The Congress’s decision to field Shweta Bhatt, wife of suspended IPS officer Sanjiv Bhatt, against Gujarat Chief Minister Narendra Modi from Maninagar constituency has encouraged BJP leaders in the state. They now believe that the cop's cover has been blown. The state BJP has been saying that Bhatt, who has accused Modi of deliberately asking the police to let rioters have their day in 2002, is being used by the Congress as a 'political pawn' to target Modi.
Apart from the fact that Maninagar has over the years turned into a Modi’s electoral fortress, Shweta Bhatt is a political novice and has no influence in this high-profile constituency. Though it may not be much of a contest, her candidature will, however, add colour to it. BJP Rajya Sabha MP Smriti Irani called it Congress’s “headline chasing” tactic.
Flanked by her husband, Sanjiv, she made a big bang entry into politics by quietly filing her nomination papers ahead of Modi today, the last date for filing her papers. In contrast, Modi held a grand workers' rally and blasted the Congress party on various counts before filing his nomination. Though he did not refer to Sonia Gandhi, she was clearly the target of his ridicule.
“The leaders who come from Delhi with written speeches have their speeches edited at various levels to ensure that it does not contain any offensive words against Modi. They fear that should one word go wrong, I would use that to my benefit,” the Chief Minister said.
The Gujarat Congress, Modi said, was a party without leader and without workers. But then he went a step ahead and directly took on Sonia Gandhi's Political Secretary, Ahmed Patel, who has had a major role to play in the choice of Congress candidates.
If he was such a big leader, he should have been projected as a chief ministerial candidate, Modi said, and asked: "Why does he never come to the forefront?"
It is no secret that no Congress leader of any consequence wanted to contest from Maninagar to become the proverbial sacrificial lamb. In the last election, Dinsha Patel, contested against him and lost. He is now the Union Mines Minister. He had been an influential Patel community leader, and during the last elections many had hoped he would be able to cash in on the latent resentment in the community due to the political marginalisation of Keshubhai Patel in the BJP. He was even informally projected as the Congress’s chief ministerial candidate. But he lost miserably by over 86,000 votes.
The common refrain among BJP leaders of all ranks is that the Congress couldn’t find a leader from within their own list of known leaders, so they ultimately had to look for someone from outside even at the risk of exposing Sanjiv Bhatt’s political links. Local Congress leaders were unwilling to comment on the merits of her candidature.
BJP leaders believe that after his wife filed the nomination papers as a Congress candidate, Bhatt can no longer claim whistleblower status and even Modi’s critics will now find it difficult to portray him as an independent police officer.
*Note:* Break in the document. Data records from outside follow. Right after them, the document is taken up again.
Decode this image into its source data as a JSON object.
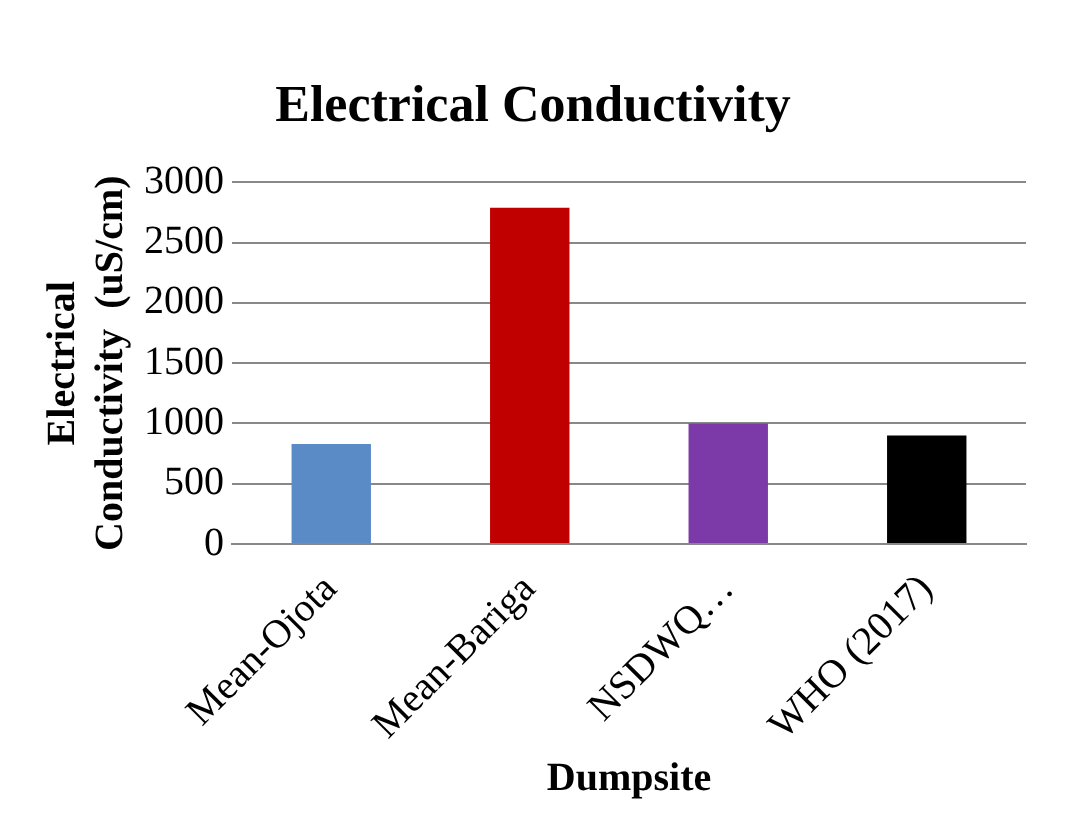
{
  "chart_data": {
    "type": "bar",
    "title": "Electrical Conductivity",
    "xlabel": "Dumpsite",
    "ylabel": "Electrical Conductivity  (uS/cm)",
    "categories": [
      "Mean-Ojota",
      "Mean-Bariga",
      "NSDWQ…",
      "WHO (2017)"
    ],
    "values": [
      830,
      2790,
      1000,
      900
    ],
    "colors": [
      "#5b8bc6",
      "#c00000",
      "#7b3aa8",
      "#000000"
    ],
    "ylim": [
      0,
      3000
    ],
    "yticks": [
      0,
      500,
      1000,
      1500,
      2000,
      2500,
      3000
    ],
    "grid": "y",
    "legend": false
  }
}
BJP MP Balbir Punj said Bhatt had been “unmasked”. Senior state party leader Vijay Rupani went ballistic against Bhatt’s Congress’s connection and claimed that his political sympathies may have coloured his decision to file cases against Modi.
If Shweta Bhatt’s candidature made BJP leaders happy, they were rather guarded on the possible switchover of former Deputy Chief Minister and senior Congress leader Narhari Amin from the Congress to the BJP. Both Congress and BJP leaders confirmed that such a move was in the offing but last minute efforts were being made by the Congress leadership to salvage the situation. Amin wanted to contest these elections but the Congress leadership was said to be unwilling to give him a ticket.
Modi and Amin have a common connection: cricket. Modi and Amit Shah had taken over the reigns of the Gujarat Cricket Association in 2009 after demolishing Amin’s unchallenged control over the state cricketing body for 16 years. The relationship between them, since then, has improved.
The handling of leaders like Narhari Amin may have something to do with internal factional feuds but the way the Congress went ahead with a “secretive” ticket distribution process is raising questions about its ability to handle defections and rebellion.
Though the Congress headquarters at 24 Akbar Road in Delhi put its approval stamp on the list, it does not make the announcements from there. Instead the list is sent to Ahmedabad where again the list is not declared publicly. The selected candidates are individually informed and quietly handed over the ticket for filing nominations.
The list is expected to be made public only after all nominations are filed and the last hour for filing has passed. The Congress seems to have taken a cue from its erstwhile ally, and now an outside supporter at the Centre, RJD chief Lalu Prasad Yadav. Lalu used to follow same practice in Bihar while giving tickets.
By fielding Sanjiv Bhatt’s wife the Congress has, however, ensured that Maninagar constituency will provide constant fodder to the media in the heat of electioneering. Beyond that it does not require much guesswork on how voters will behave on polling day.